The mapping of these processes in S3 and development in real time is a crucial component of our Living Lab demonstrator because it provides immediate data for time and place of people, assets and materials which is essential to understanding the carbon footprints within the enterprise. This is the Internet of Things platform and it begins the process of developing a digital twin of the enterprise, that is a real time simulation of what is actually happening. S3 has transformed this practice by creating this real time monitoring and an example of our current tests is shown in Figure 3. As S3 develops this year, we will be able to demonstrate this dynamic monitoring on-line.

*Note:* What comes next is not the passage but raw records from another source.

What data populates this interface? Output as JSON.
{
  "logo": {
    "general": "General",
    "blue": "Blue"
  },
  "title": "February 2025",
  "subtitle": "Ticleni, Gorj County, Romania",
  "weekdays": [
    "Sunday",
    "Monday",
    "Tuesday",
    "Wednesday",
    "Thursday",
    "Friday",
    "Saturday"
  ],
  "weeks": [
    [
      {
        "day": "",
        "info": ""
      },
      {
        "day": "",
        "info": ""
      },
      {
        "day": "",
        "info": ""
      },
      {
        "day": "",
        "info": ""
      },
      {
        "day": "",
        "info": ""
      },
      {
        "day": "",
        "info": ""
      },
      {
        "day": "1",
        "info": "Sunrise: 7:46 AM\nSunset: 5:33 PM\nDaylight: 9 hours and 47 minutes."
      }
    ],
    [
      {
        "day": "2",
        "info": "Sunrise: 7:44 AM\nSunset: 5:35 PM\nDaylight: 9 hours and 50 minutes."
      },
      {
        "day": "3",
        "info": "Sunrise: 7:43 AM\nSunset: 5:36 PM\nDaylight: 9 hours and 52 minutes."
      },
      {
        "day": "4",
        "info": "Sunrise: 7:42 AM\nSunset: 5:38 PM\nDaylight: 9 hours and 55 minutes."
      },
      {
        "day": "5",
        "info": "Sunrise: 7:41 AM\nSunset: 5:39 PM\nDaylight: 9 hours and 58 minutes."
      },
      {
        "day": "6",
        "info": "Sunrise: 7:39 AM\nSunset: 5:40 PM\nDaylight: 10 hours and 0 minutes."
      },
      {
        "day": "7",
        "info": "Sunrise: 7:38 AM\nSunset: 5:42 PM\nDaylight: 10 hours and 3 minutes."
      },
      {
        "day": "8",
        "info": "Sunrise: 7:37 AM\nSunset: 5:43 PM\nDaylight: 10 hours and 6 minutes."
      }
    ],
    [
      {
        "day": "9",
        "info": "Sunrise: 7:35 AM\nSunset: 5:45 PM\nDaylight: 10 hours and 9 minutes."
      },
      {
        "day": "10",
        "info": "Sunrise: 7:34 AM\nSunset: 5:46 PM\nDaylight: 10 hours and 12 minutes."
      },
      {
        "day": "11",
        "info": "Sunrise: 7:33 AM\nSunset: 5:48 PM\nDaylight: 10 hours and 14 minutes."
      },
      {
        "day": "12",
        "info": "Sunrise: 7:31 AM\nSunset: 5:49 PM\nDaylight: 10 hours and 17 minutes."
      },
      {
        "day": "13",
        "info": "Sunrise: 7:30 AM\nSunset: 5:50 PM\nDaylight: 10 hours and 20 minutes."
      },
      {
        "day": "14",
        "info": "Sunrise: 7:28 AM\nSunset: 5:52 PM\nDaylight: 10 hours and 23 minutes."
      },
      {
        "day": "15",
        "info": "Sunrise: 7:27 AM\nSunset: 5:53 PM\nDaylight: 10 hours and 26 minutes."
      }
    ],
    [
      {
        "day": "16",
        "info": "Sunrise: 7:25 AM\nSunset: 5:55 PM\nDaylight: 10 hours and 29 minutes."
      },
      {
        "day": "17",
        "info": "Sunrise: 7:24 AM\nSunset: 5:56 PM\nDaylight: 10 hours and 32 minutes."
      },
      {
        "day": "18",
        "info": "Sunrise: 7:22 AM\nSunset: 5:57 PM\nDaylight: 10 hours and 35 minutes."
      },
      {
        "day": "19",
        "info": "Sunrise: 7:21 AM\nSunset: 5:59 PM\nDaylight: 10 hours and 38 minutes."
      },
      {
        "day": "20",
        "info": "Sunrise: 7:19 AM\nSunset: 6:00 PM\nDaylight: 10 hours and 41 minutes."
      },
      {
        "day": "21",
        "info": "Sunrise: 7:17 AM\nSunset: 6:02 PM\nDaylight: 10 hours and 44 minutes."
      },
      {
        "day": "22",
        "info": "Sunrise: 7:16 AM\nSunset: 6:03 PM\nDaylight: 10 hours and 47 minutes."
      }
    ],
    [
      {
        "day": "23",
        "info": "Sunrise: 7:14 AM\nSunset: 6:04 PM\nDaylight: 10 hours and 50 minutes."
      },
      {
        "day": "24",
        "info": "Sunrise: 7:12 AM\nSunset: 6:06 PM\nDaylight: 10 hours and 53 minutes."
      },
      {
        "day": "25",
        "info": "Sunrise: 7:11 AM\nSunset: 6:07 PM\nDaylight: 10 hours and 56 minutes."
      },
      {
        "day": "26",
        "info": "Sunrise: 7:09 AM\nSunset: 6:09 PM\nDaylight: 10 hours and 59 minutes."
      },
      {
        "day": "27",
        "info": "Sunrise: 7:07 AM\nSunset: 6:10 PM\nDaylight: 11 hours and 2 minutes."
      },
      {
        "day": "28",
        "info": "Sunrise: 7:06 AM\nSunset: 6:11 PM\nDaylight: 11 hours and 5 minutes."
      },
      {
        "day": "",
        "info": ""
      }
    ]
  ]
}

The initiative reported impacts on lifestyles and cultural movement, and such matters will ultimately decide how our industry will either increase or decrease contributions of total greenhouse gas emissions to the national carbon budget. We, as part of the food industry, have a critical role to play in driving down our emissions and facilitating a decarbonising revolution for a sustainable future food system. The food industry serves the consumer, their choices are a critical factor in delivering this sustainable food system that must be both commercially and socially sound in delivering environmental sustainability. Therefore, decarbonisation is critical and there should arguably be a mandatory mechanism in communicating how food products impact upon the environment because it connects energy utilisation with materials and people. We believe the CDA begins this movement.